Bush doesn’t have clean hands in ensuring dummies get elected either. We spent what some will admit to be $160 million (probably twice that) to elect leadership-challenged Victor Yushchenko as president merely because he was not pro-Russian. I was there and I am certain that the U.S. government and its European allies stole the election from Viktor Yanukovich, thereby splitting the nation down the middle. All Yushchenko has done since elected is name is 22-year-old son as his economic minister and head for the office around noon where he paints for four hours before returning home. Meanwhile, the country is in the tank. The democracy pushers are very good at fixing elections but fall well-short when help is needed to actually lead a country. It should be no surprise that his approval rating is at 12 percent, up from nine percent after a number of Americans came on the scene to improve his image.

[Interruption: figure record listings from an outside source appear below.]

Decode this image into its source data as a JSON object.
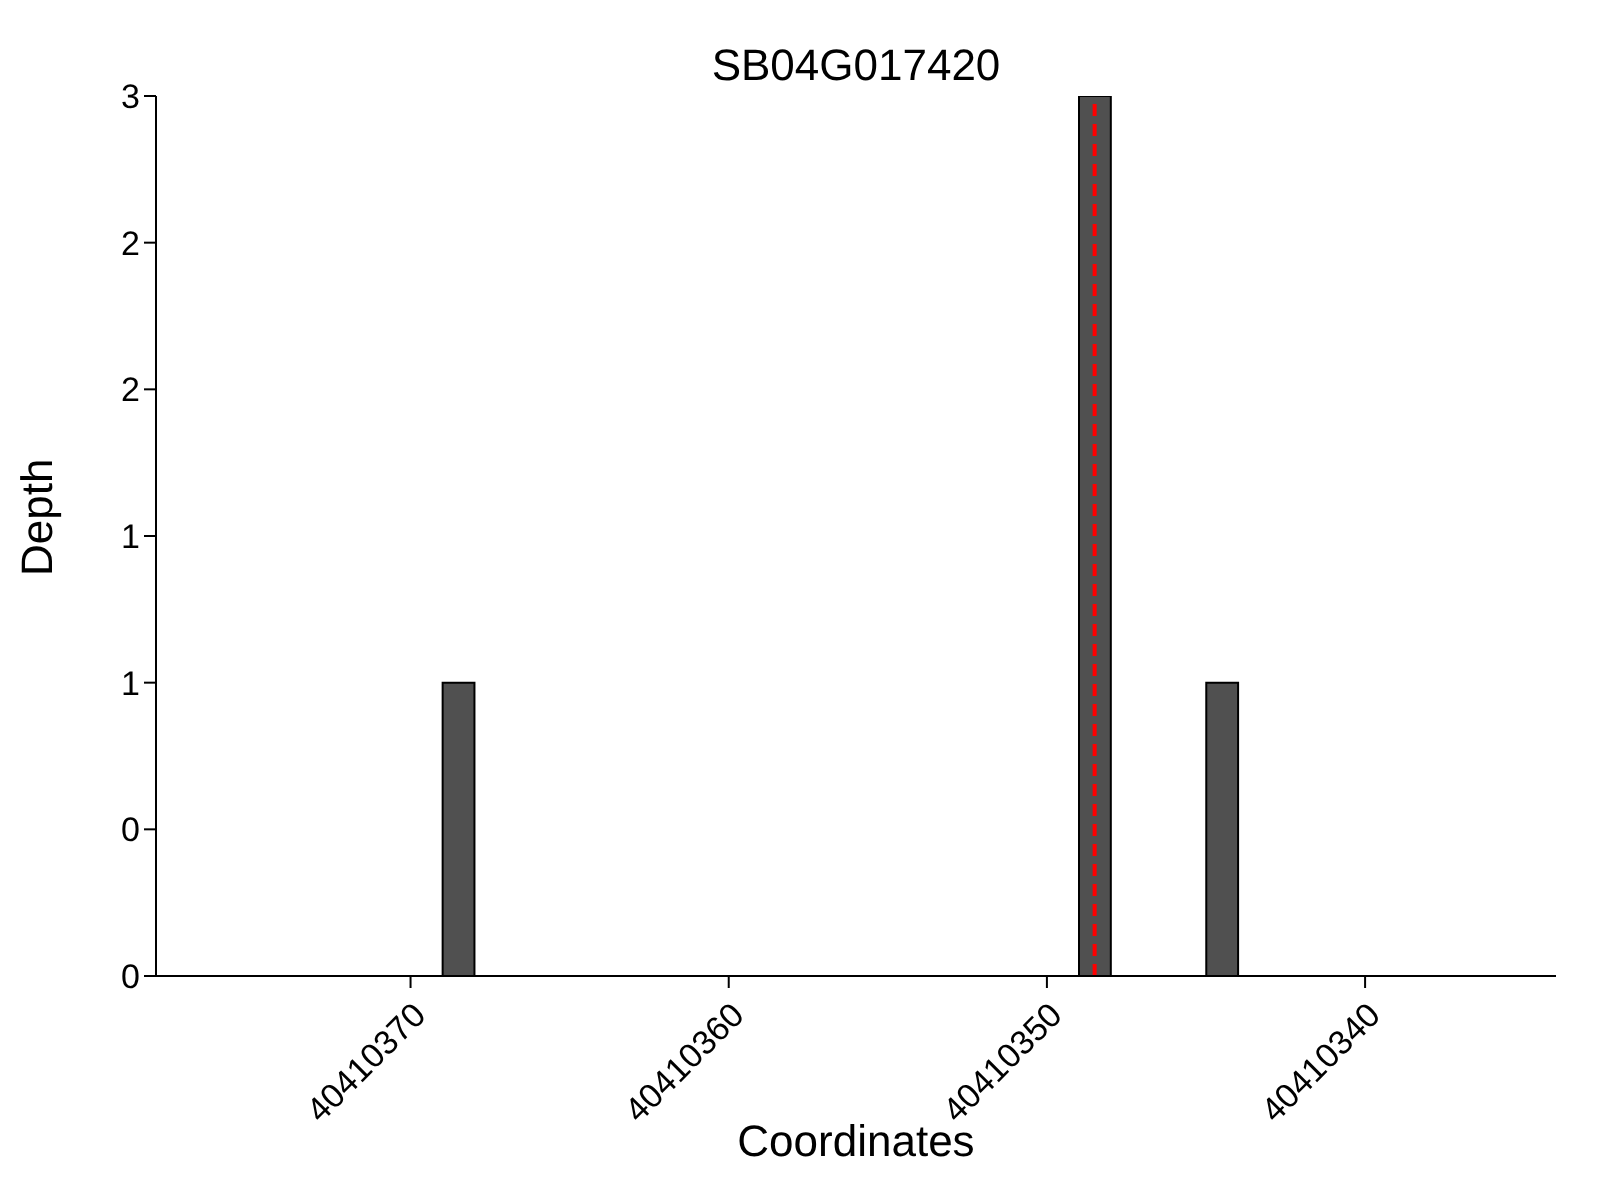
{
  "chart_data": {
    "type": "bar",
    "title": "SB04G017420",
    "xlabel": "Coordinates",
    "ylabel": "Depth",
    "x": [
      40410368.5,
      40410348.5,
      40410344.5
    ],
    "values": [
      1,
      3,
      1
    ],
    "color": "#505050",
    "xlim": [
      40410378,
      40410334
    ],
    "xticks": [
      40410370,
      40410360,
      40410350,
      40410340
    ],
    "ylim": [
      0,
      3
    ],
    "yticks": [
      0,
      {
        "value": 0.5,
        "label": "0"
      },
      1,
      {
        "value": 1.5,
        "label": "1"
      },
      2,
      {
        "value": 2.5,
        "label": "2"
      },
      3
    ],
    "ref_lines": [
      {
        "axis": "x",
        "value": 40410348.5,
        "color": "#ff0000",
        "line_style": "dashed"
      }
    ],
    "grid": false,
    "legend": false
  }
}
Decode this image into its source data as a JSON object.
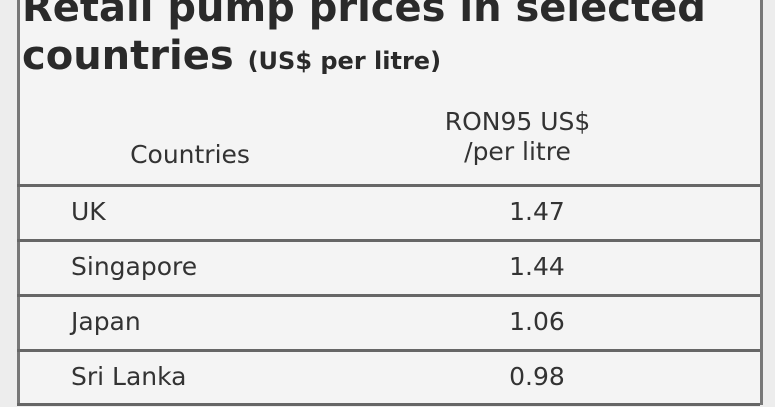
{
  "header": {
    "title": "Retail pump prices in selected countries",
    "subtitle": "(US$ per litre)"
  },
  "table": {
    "columns": [
      "Countries",
      "RON95 US$ /per litre"
    ],
    "rows": [
      [
        "UK",
        "1.47"
      ],
      [
        "Singapore",
        "1.44"
      ],
      [
        "Japan",
        "1.06"
      ],
      [
        "Sri Lanka",
        "0.98"
      ]
    ]
  }
}
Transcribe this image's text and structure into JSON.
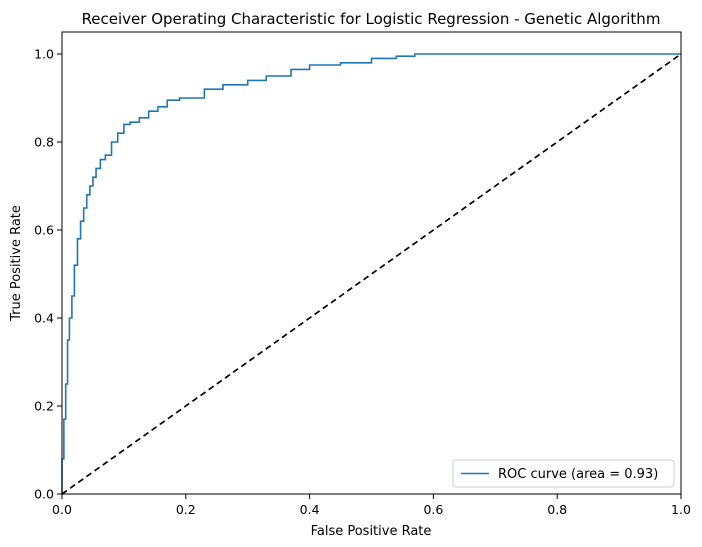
{
  "chart_data": {
    "type": "line",
    "title": "Receiver Operating Characteristic for Logistic Regression - Genetic Algorithm",
    "xlabel": "False Positive Rate",
    "ylabel": "True Positive Rate",
    "xlim": [
      0.0,
      1.0
    ],
    "ylim": [
      0.0,
      1.05
    ],
    "xticks": [
      "0.0",
      "0.2",
      "0.4",
      "0.6",
      "0.8",
      "1.0"
    ],
    "yticks": [
      "0.0",
      "0.2",
      "0.4",
      "0.6",
      "0.8",
      "1.0"
    ],
    "grid": false,
    "legend_position": "lower-right",
    "series": [
      {
        "name": "ROC curve (area = 0.93)",
        "style": "solid",
        "color": "#1f77b4",
        "x": [
          0.0,
          0.0,
          0.003,
          0.003,
          0.006,
          0.006,
          0.009,
          0.009,
          0.012,
          0.012,
          0.016,
          0.016,
          0.02,
          0.02,
          0.025,
          0.025,
          0.03,
          0.03,
          0.035,
          0.035,
          0.04,
          0.04,
          0.045,
          0.045,
          0.05,
          0.05,
          0.055,
          0.055,
          0.062,
          0.062,
          0.07,
          0.07,
          0.08,
          0.08,
          0.09,
          0.09,
          0.1,
          0.1,
          0.11,
          0.11,
          0.125,
          0.125,
          0.14,
          0.14,
          0.155,
          0.155,
          0.17,
          0.17,
          0.19,
          0.19,
          0.23,
          0.23,
          0.26,
          0.26,
          0.3,
          0.3,
          0.33,
          0.33,
          0.37,
          0.37,
          0.4,
          0.4,
          0.45,
          0.45,
          0.5,
          0.5,
          0.54,
          0.54,
          0.57,
          0.57,
          1.0
        ],
        "y": [
          0.0,
          0.08,
          0.08,
          0.17,
          0.17,
          0.25,
          0.25,
          0.35,
          0.35,
          0.4,
          0.4,
          0.45,
          0.45,
          0.52,
          0.52,
          0.58,
          0.58,
          0.62,
          0.62,
          0.65,
          0.65,
          0.68,
          0.68,
          0.7,
          0.7,
          0.72,
          0.72,
          0.74,
          0.74,
          0.76,
          0.76,
          0.77,
          0.77,
          0.8,
          0.8,
          0.82,
          0.82,
          0.84,
          0.84,
          0.845,
          0.845,
          0.855,
          0.855,
          0.87,
          0.87,
          0.88,
          0.88,
          0.895,
          0.895,
          0.9,
          0.9,
          0.92,
          0.92,
          0.93,
          0.93,
          0.94,
          0.94,
          0.95,
          0.95,
          0.965,
          0.965,
          0.975,
          0.975,
          0.98,
          0.98,
          0.99,
          0.99,
          0.995,
          0.995,
          1.0,
          1.0
        ]
      },
      {
        "style": "dashed",
        "color": "#000000",
        "x": [
          0.0,
          1.0
        ],
        "y": [
          0.0,
          1.0
        ]
      }
    ]
  }
}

When the U.S. wishes to scold countries around the world for not being democratic enough, it likes to pick on Russia and its neighbor Belarus. We all hear about the evils of Russian President Vladimir Putin, whose personal approval rating is nearly four times that of President Bush. We read in self-important journals that the great former chess players Gary Kasparov has been marching to stem the rolling back of democracy in Russia and his travails are well-chronicled. What is not so well-chronicled is that when he marches, he has fewer than 1,000 supporters and it only looks like more because he marches alongside the neo-Bolsheviks who believe Putin isn’t autocratic enough.

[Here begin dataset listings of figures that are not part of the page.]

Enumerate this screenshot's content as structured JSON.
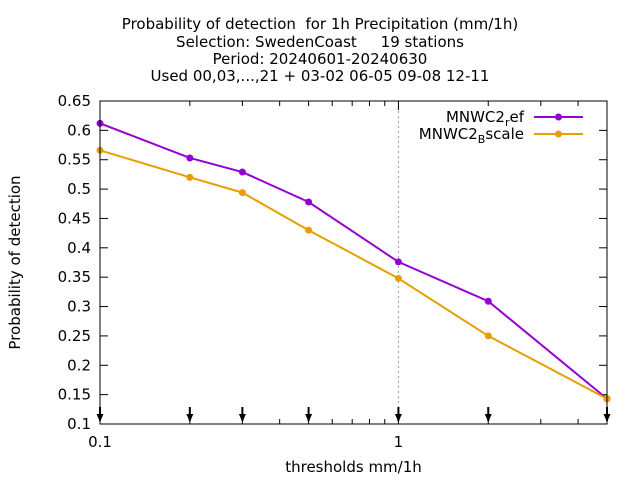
{
  "chart_data": {
    "type": "line",
    "title_lines": [
      "Probability of detection  for 1h Precipitation (mm/1h)",
      "Selection: SwedenCoast     19 stations",
      "Period: 20240601-20240630",
      "Used 00,03,...,21 + 03-02 06-05 09-08 12-11"
    ],
    "xlabel": "thresholds mm/1h",
    "ylabel": "Probability of detection",
    "xscale": "log",
    "xlim": [
      0.1,
      5
    ],
    "ylim": [
      0.1,
      0.65
    ],
    "yticks": [
      "0.1",
      "0.15",
      "0.2",
      "0.25",
      "0.3",
      "0.35",
      "0.4",
      "0.45",
      "0.5",
      "0.55",
      "0.6",
      "0.65"
    ],
    "xticks": [
      "0.1",
      "1"
    ],
    "legend_position": "top-right",
    "x": [
      0.1,
      0.2,
      0.3,
      0.5,
      1,
      2,
      5
    ],
    "series": [
      {
        "name": "MNWC2_ref",
        "name_base": "MNWC2",
        "name_sub": "r",
        "name_rest": "ef",
        "color": "#9400d3",
        "values": [
          0.612,
          0.553,
          0.529,
          0.478,
          0.376,
          0.309,
          0.143
        ]
      },
      {
        "name": "MNWC2_Bscale",
        "name_base": "MNWC2",
        "name_sub": "B",
        "name_rest": "scale",
        "color": "#e69f00",
        "values": [
          0.566,
          0.52,
          0.494,
          0.43,
          0.348,
          0.25,
          0.143
        ]
      }
    ]
  }
}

In poor Belarus, where life is relatively safe and stable, U.S. leaders don’t like their president in Alexander Lukaschenko, who has won recent election in Castro-style with almost 90 percent of the vote (strangely American leftists don’t mind such lop-sided elections in Cuba). A New Jersey Congressman named Chris Smith got the “Belarus Democracy Act” passed, which essentially ends economic relations with the country and making them even more dependent on Russia for survival. Essentially a Congressman from a state like New Jersey has told the Belarusian people to vote out their president if they want to do business with us and become a nice puppet for future NATO expansion.

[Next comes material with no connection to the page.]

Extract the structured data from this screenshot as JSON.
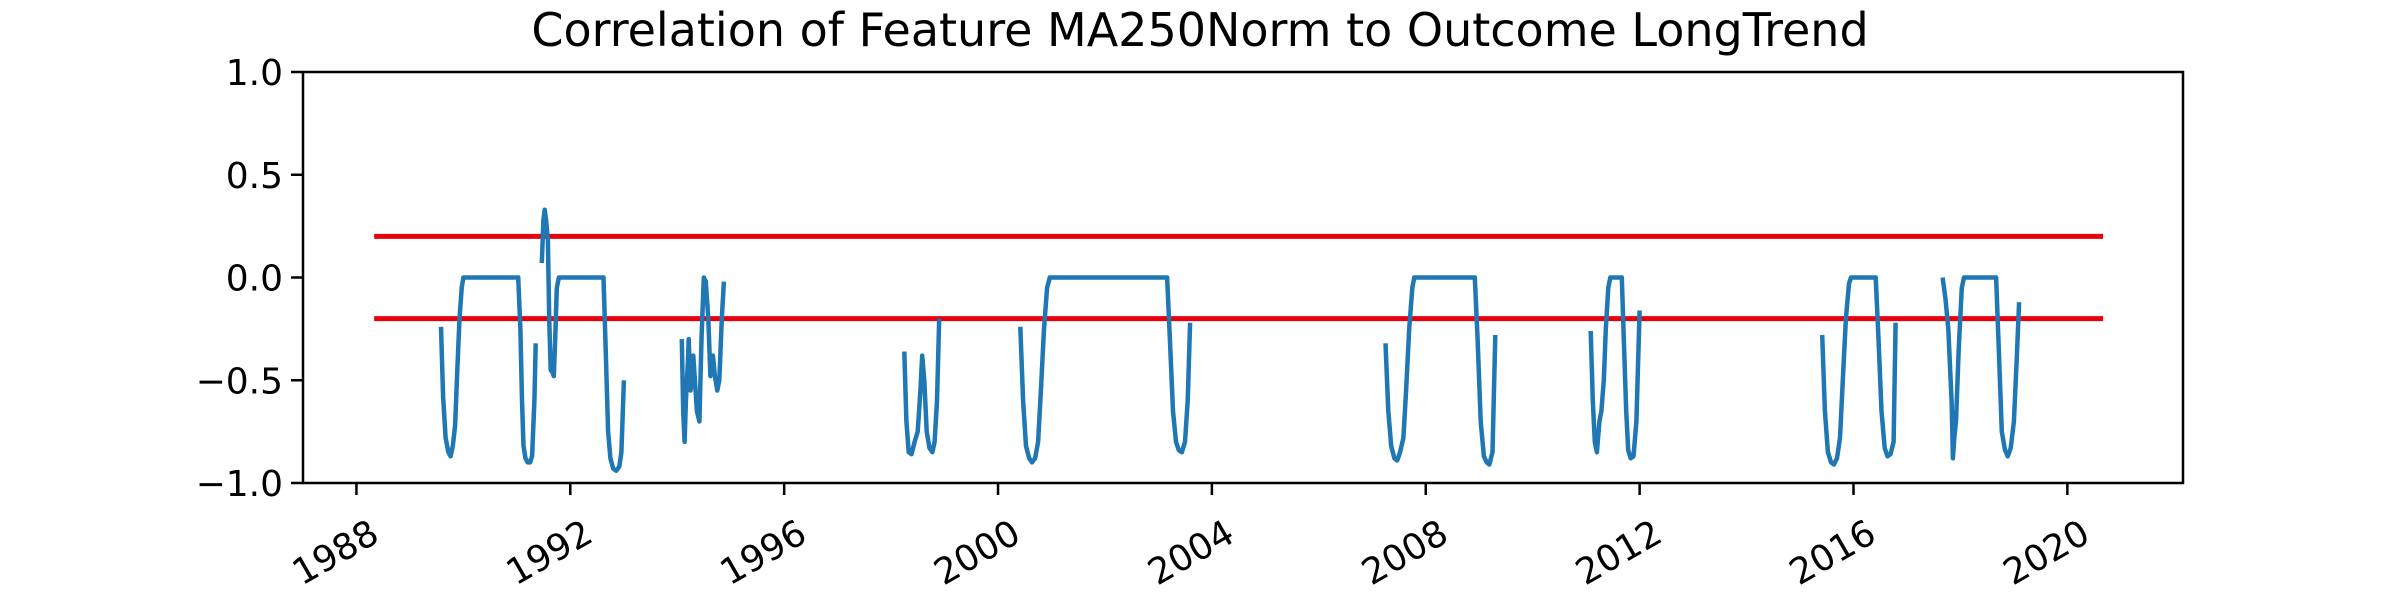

This seems like a good place to finalize the endless sham of democracy. While we do have this Belarus Democracy Act and thunderous media denunciation of President Putin, we seemed to have missed putting in place the Saudi Arabia Democracy Act or the Chinese Democracy Act or even the Azerbaijan Democracy Act. I guess if you sell us oil, give us space to put air bases and produce lead-based toys for our children, you can skip right beyond the need for democracy. And if we Americans don’t like that, we can always have a vote. I think there is one here next November. I wonder if the computer voting screens will be in place by then.

5 comments:

Anonymous said...

Your right, democracy is not possible in Pakistan at the moment. We don't deserve the leaders we have as they are all puppets to America or to tribal factions. We are in a difficult place. I remember what it was like to live underneath PM Bhutto and life was very hard. I am sorry for her death but did not want her as a leader.

Anonymous said...

Very well stated!! however we are all living in a dangerous world, and true Democracy dosn't exist...

Anonymous said...

Mr. Laz, very good way of viewing the "real world"; not the one we see on television....

Sladed said...

Is this what you call FUBAR?

Anonymous said...

Per your instructions I wandered over here...WHERE ARE YOUR NY REVOLUTIONS?